Moving from the Country to the City

Find something Temporary

The lines for rental properties in big cities aren’t a myth, especially between January and April, so make sure you’ve got something temporary lined up to cover you for at least the first month. Booking a private room in a hostel, an AirBNB or even bunking at relatives might not seem important while you’re packing your things, but when you’re one of fifty applicants for that cute terrace in Newtown, you’ll be glad you’ve got somewhere to head back to each night.

Attend a Meet Up

Big cities can be lonely and isolating.

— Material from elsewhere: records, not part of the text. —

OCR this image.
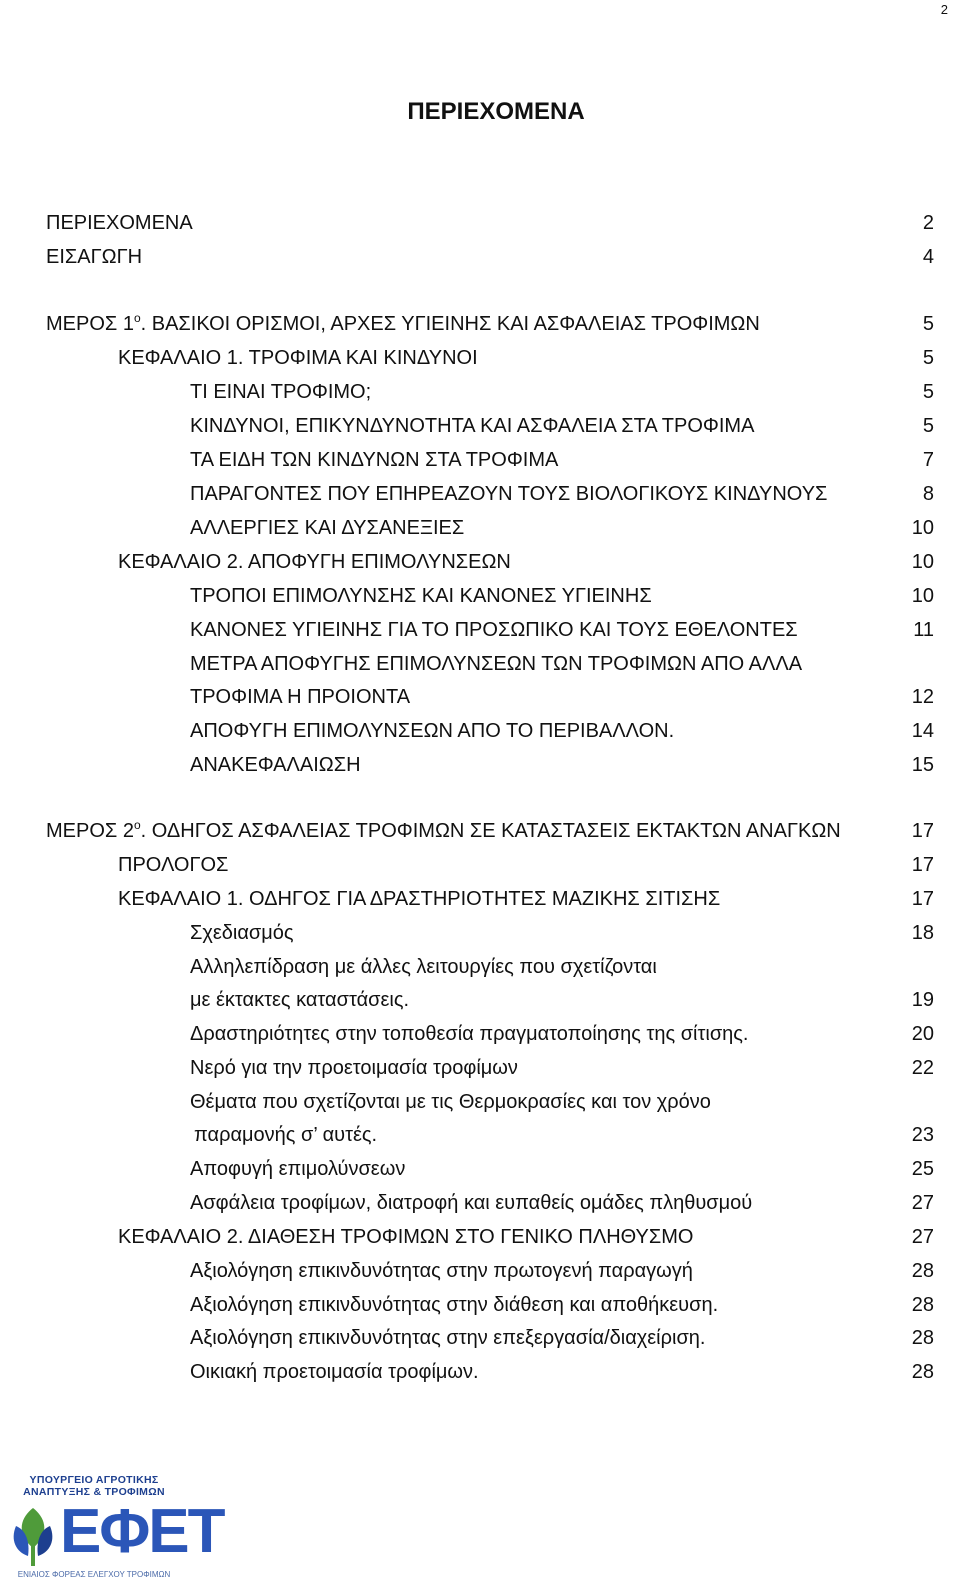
2
ΠΕΡΙΕΧΟΜΕΝΑ
ΠΕΡΙΕΧΟΜΕΝΑ	2
ΕΙΣΑΓΩΓΗ	4
ΜΕΡΟΣ $1^o$. ΒΑΣΙΚΟΙ ΟΡΙΣΜΟΙ, ΑΡΧΕΣ ΥΓΙΕΙΝΗΣ ΚΑΙ ΑΣΦΑΛΕΙΑΣ ΤΡΟΦΙΜΩΝ	5
ΚΕΦΑΛΑΙΟ 1. ΤΡΟΦΙΜΑ ΚΑΙ ΚΙΝΔΥΝΟΙ	5
ΤΙ ΕΙΝΑΙ ΤΡΟΦΙΜΟ;	5
ΚΙΝΔΥΝΟΙ, ΕΠΙΚΥΝΔΥΝΟΤΗΤΑ ΚΑΙ ΑΣΦΑΛΕΙΑ ΣΤΑ ΤΡΟΦΙΜΑ	5
ΤΑ ΕΙΔΗ ΤΩΝ ΚΙΝΔΥΝΩΝ ΣΤΑ ΤΡΟΦΙΜΑ	7
ΠΑΡΑΓΟΝΤΕΣ ΠΟΥ ΕΠΗΡΕΑΖΟΥΝ ΤΟΥΣ ΒΙΟΛΟΓΙΚΟΥΣ ΚΙΝΔΥΝΟΥΣ	8
ΑΛΛΕΡΓΙΕΣ ΚΑΙ ΔΥΣΑΝΕΞΙΕΣ	10
ΚΕΦΑΛΑΙΟ 2. ΑΠΟΦΥΓΗ ΕΠΙΜΟΛΥΝΣΕΩΝ	10
ΤΡΟΠΟΙ ΕΠΙΜΟΛΥΝΣΗΣ ΚΑΙ ΚΑΝΟΝΕΣ ΥΓΙΕΙΝΗΣ	10
ΚΑΝΟΝΕΣ ΥΓΙΕΙΝΗΣ ΓΙΑ ΤΟ ΠΡΟΣΩΠΙΚΟ ΚΑΙ ΤΟΥΣ ΕΘΕΛΟΝΤΕΣ	11
ΜΕΤΡΑ ΑΠΟΦΥΓΗΣ ΕΠΙΜΟΛΥΝΣΕΩΝ ΤΩΝ ΤΡΟΦΙΜΩΝ ΑΠΟ ΑΛΛΑ
ΤΡΟΦΙΜΑ Η ΠΡΟΙΟΝΤΑ	12
ΑΠΟΦΥΓΗ ΕΠΙΜΟΛΥΝΣΕΩΝ ΑΠΟ ΤΟ ΠΕΡΙΒΑΛΛΟΝ.	14
ΑΝΑΚΕΦΑΛΑΙΩΣΗ	15
ΜΕΡΟΣ $2^o$. ΟΔΗΓΟΣ ΑΣΦΑΛΕΙΑΣ ΤΡΟΦΙΜΩΝ ΣΕ ΚΑΤΑΣΤΑΣΕΙΣ ΕΚΤΑΚΤΩΝ ΑΝΑΓΚΩΝ	17
ΠΡΟΛΟΓΟΣ	17
ΚΕΦΑΛΑΙΟ 1. ΟΔΗΓΟΣ ΓΙΑ ΔΡΑΣΤΗΡΙΟΤΗΤΕΣ ΜΑΖΙΚΗΣ ΣΙΤΙΣΗΣ	17
Σχεδιασμός	18
Αλληλεπίδραση με άλλες λειτουργίες που σχετίζονται
με έκτακτες καταστάσεις.	19
Δραστηριότητες στην τοποθεσία πραγματοποίησης της σίτισης.	20
Νερό για την προετοιμασία τροφίμων	22
Θέματα που σχετίζονται με τις Θερμοκρασίες και τον χρόνο
παραμονής σ’ αυτές.	23
Αποφυγή επιμολύνσεων	25
Ασφάλεια τροφίμων, διατροφή και ευπαθείς ομάδες πληθυσμού	27
ΚΕΦΑΛΑΙΟ 2. ΔΙΑΘΕΣΗ ΤΡΟΦΙΜΩΝ ΣΤΟ ΓΕΝΙΚΟ ΠΛΗΘΥΣΜΟ	27
Αξιολόγηση επικινδυνότητας στην πρωτογενή παραγωγή	28
Αξιολόγηση επικινδυνότητας στην διάθεση και αποθήκευση.	28
Αξιολόγηση επικινδυνότητας στην επεξεργασία/διαχείριση.	28
Οικιακή προετοιμασία τροφίμων.	28
ΥΠΟΥΡΓΕΙΟ ΑΓΡΟΤΙΚΗΣ
ΑΝΑΠΤΥΞΗΣ & ΤΡΟΦΙΜΩΝ
ΕΦΕΤ
ΕΝΙΑΙΟΣ ΦΟΡΕΑΣ ΕΛΕΓΧΟΥ ΤΡΟΦΙΜΩΝ
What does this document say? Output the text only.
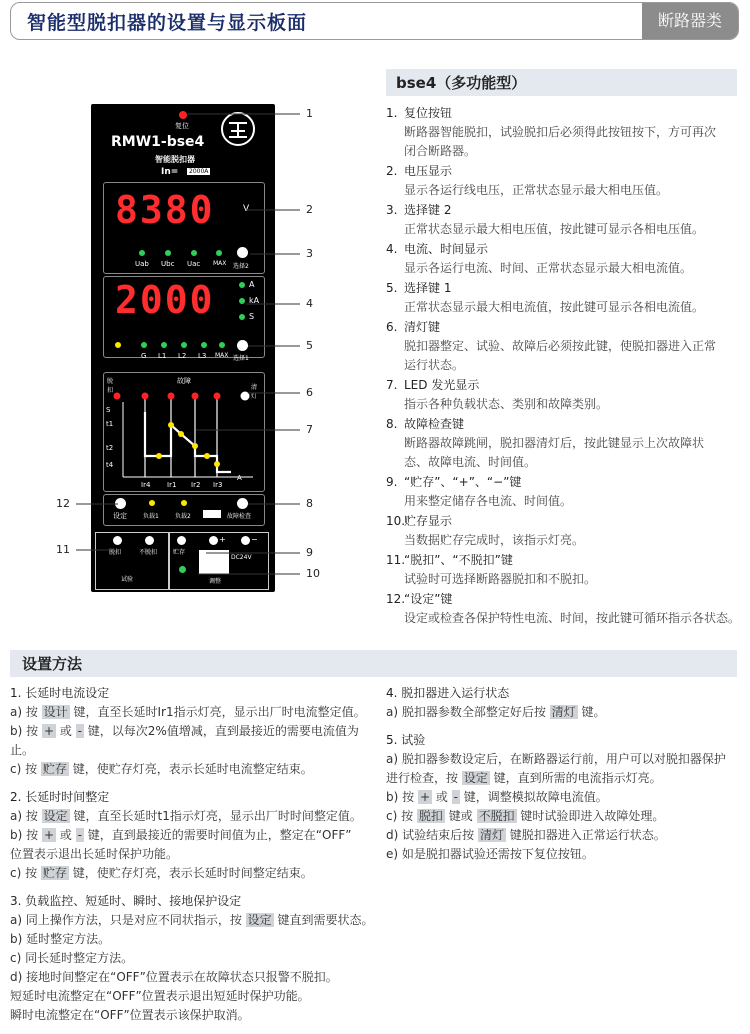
智能型脱扣器的设置与显示板面	断路器类
复位
RMW1-bse4
智能脱扣器
In=	2000A
8380	V
Uab Ubc Uac MAX 选择2
2000	A
kA
S
G L1 L2 L3 MAX 选择1
故障
脱扣	清灯
S
t1
t2
t4
Ir4 Ir1 Ir2 Ir3
A
设定	负载1	负载2	故障检查
脱扣	不脱扣
试验
贮存
+	−
DC24V
调整
1
2
3
4
5
6
7
8
9
10
11
12
bse4（多功能型）
1. 复位按钮
断路器智能脱扣，试验脱扣后必须得此按钮按下，方可再次
闭合断路器。
2. 电压显示
显示各运行线电压，正常状态显示最大相电压值。
3. 选择键 2
正常状态显示最大相电压值，按此键可显示各相电压值。
4. 电流、时间显示
显示各运行电流、时间、正常状态显示最大相电流值。
5. 选择键 1
正常状态显示最大相电流值，按此键可显示各相电流值。
6. 清灯键
脱扣器整定、试验、故障后必须按此键，使脱扣器进入正常
运行状态。
7. LED 发光显示
指示各种负载状态、类别和故障类别。
8. 故障检查键
断路器故障跳闸，脱扣器清灯后，按此键显示上次故障状
态、故障电流、时间值。
9. “贮存”、“+”、“−”键
用来整定储存各电流、时间值。
10.
贮存显示
当数据贮存完成时，该指示灯亮。
11.
“脱扣”、“不脱扣”键
试验时可选择断路器脱扣和不脱扣。
12.
“设定”键
设定或检查各保护特性电流、时间，按此键可循环指示各状态。
设置方法
1. 长延时电流设定
a) 按 设计 键，直至长延时Ir1指示灯亮，显示出厂时电流整定值。
b) 按 + 或 - 键，以每次2%值增减，直到最接近的需要电流值为止。
c) 按 贮存 键，使贮存灯亮，表示长延时电流整定结束。
2. 长延时时间整定
a) 按 设定 键，直至长延时t1指示灯亮，显示出厂时时间整定值。
b) 按 + 或 - 键，直到最接近的需要时间值为止，整定在“OFF”
位置表示退出长延时保护功能。
c) 按 贮存 键，使贮存灯亮，表示长延时时间整定结束。
3. 负载监控、短延时、瞬时、接地保护设定
a) 同上操作方法，只是对应不同状指示，按 设定 键直到需要状态。
b) 延时整定方法。
c) 同长延时整定方法。
d) 接地时间整定在“OFF”位置表示在故障状态只报警不脱扣。
短延时电流整定在“OFF”位置表示退出短延时保护功能。
瞬时电流整定在“OFF”位置表示该保护取消。
4. 脱扣器进入运行状态
a) 脱扣器参数全部整定好后按 清灯 键。
5. 试验
a) 脱扣器参数设定后，在断路器运行前，用户可以对脱扣器保护
进行检查，按 设定 键，直到所需的电流指示灯亮。
b) 按 + 或 - 键，调整模拟故障电流值。
c) 按 脱扣 键或 不脱扣 键时试验即进入故障处理。
d) 试验结束后按 清灯 键脱扣器进入正常运行状态。
e) 如是脱扣器试验还需按下复位按钮。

While your co workers might be friendly, it’s highly unlikely they’ve considered the fact that you’re new in town and have no one to hang out with on Saturday night – because their high school and university friends still live nearby. No worries! Cities are full of people looking for friends; you just have to make sure they find you. Check out your local newspaper, as well as online group, for Meet Ups, Book Clubs and even Dinner Parties with Strangers to expand your social circle fast. Yes, it takes courage to do these things – but you’ve already got loads of that, you proved that when you made the big move in the first place.

Hit the Pavement

The best way to learn about a new city isn’t behind the wheel of your car, but on your own two feet. Wandering the neighbourhoods you’d like to live in, as well as ones nearby and those that are generally just interesting or unique will help you uncover the real personality of a city. Pop in and out of shops, chat to waiters and shop assistants and generally just try to get lost in your new city. It’s this way that you’re bound to find a great new local cafe that you can bring your old friends to when they visit and ask to see your version of your new home.

Set a budget!

It’s no secret: cities are more expensive, especially in the most basic areas, like rent, bills and food. Before you sign a contract for a rental, ask yourself ‘Can I afford this with my salary? Often spending a little bit more than you want to live near reliable public transport, or inner city where you don’t need a car, can work out cheaper in the long run (cars are even more expensive to keep in the city!), but that doesn’t mean you should blow your budget entirely! The accepted standard for rent is no more than 30% of your salary, as this ensures there’s enough left over for other amenities.

Hire a Removalist

Moving to the big city is stressful enough on your own, so gets a helping hand to take some of the burden off and ensures your belongings get from your old home to your new in pristine condition. Look for a removalist that is AFRA-approved, offers comprehensive insurance and can store your belongings in the instance you just don’t get a great rental property straight away!